Logically, such an argument is certainly plausible. If I wanted to believe that God did not exist, that is the theory I would have for the origin of life. There is a problem with that theory, however: If the Big Bang sent energy cascading through the universe, ultimately forming planets, stars and the cast of Jersey Shore, where did all that energy come from? To put it crudely, all the “something” had to come from “something.” Unless there was “Someone” who was able to make “something” out of nothing…what theologians call “Creatio ex nihilo.” And once the atoms formed into planets and stars, how did inanimate matter become a single-celled living organism from which all life evolved? No one really knows the answer to either of those questions. Well, actually Someone does…
Morality: My parents have two dogs, Cassie and Snuggles. They are sisters. But when my dad feeds the dogs, Snuggles will not let Cassie eat. She will literally stand guard over Cassie's food bowl, growling at her, until she goes away. Then Snuggles will gleefully eat the food in both bowls. If my dad didn’t interfere, Cassie would starve to death. And for all you cat lovers, have you ever seen your loving kitty when she has caught a mouse or a bird? She will keep the poor creature alive, playing with it, until she gets bored. Only then will she kill it. We call this behavior cruel. But where did we get such an idea? Genesis tells us that human beings were created in the image of God. Unique among all the other creatures, we bear His likeness and reflect His glory. Part of what that means is that we have an innate sense that some things are simply wrong. So when you’re watching the news and you hear that a man has abused a little boy, and you feel anger, that anger is a proof of God’s existence. Why should you care what happened to some kid you’ve never met? You care because God made you this way. If He hadn’t made us this way, we wouldn’t be aware of our own sin. If we didn’t have that awareness of sin, we couldn’t be saved.
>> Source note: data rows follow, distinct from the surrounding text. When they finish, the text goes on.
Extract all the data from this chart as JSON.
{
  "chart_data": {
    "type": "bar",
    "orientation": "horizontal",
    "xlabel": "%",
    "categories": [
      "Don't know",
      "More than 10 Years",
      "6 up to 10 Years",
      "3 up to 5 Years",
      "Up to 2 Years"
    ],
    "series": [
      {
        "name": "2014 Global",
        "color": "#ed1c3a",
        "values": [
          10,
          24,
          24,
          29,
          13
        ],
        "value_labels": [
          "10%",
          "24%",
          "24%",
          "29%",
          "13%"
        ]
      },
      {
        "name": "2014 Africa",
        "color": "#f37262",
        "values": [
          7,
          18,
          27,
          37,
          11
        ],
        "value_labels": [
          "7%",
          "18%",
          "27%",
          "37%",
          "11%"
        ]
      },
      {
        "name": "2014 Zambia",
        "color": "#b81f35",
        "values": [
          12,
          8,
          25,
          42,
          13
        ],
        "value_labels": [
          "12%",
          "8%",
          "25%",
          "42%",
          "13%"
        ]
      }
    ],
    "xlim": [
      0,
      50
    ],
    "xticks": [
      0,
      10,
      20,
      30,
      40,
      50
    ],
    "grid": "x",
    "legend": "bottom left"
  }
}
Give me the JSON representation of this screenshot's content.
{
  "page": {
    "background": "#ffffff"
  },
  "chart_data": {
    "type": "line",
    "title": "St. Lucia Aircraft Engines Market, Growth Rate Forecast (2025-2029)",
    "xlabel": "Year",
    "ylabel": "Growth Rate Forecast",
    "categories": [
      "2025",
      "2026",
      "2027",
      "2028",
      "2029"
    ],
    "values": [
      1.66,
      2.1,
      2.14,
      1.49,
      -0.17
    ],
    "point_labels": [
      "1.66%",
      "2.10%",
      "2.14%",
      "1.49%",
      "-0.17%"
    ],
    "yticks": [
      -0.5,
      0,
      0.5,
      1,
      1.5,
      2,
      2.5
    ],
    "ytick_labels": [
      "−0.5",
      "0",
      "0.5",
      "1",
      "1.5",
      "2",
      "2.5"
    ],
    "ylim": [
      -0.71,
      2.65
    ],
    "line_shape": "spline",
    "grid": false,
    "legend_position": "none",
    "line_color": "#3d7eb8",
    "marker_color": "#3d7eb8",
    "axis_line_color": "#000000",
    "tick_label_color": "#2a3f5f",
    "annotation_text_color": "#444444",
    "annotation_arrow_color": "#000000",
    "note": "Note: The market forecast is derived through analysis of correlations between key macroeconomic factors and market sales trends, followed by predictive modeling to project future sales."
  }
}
Again, that argument doesn’t convince everyone. Non-believers will point to moral codes among animals. For example, ants have a moral code, working together and sacrificing for the good of their community. Morality, according to this idea, is simply a list of instincts embedded in our minds because they’re good for the survival of our species, which is what makes evolution possible. And, they say, once our species had evolved this list of approved moral behaviors, we had to come up with a reason why these things were right or wrong. That’s where we came up with the idea of God and religion.But there is a problem with that argument as well. Plenty of our moral values have no biological necessity. For just one example, how do we account for a moral value like compassion? If morals are simply the manifestation of our instinctive desire to see our species survive, shouldn’t we be happy to see weaker people die off so that they will no longer be a burden on the rest of us? For that matter, why would we see cruelty to animals as a bad thing? Moral values point to the existence of a moral God.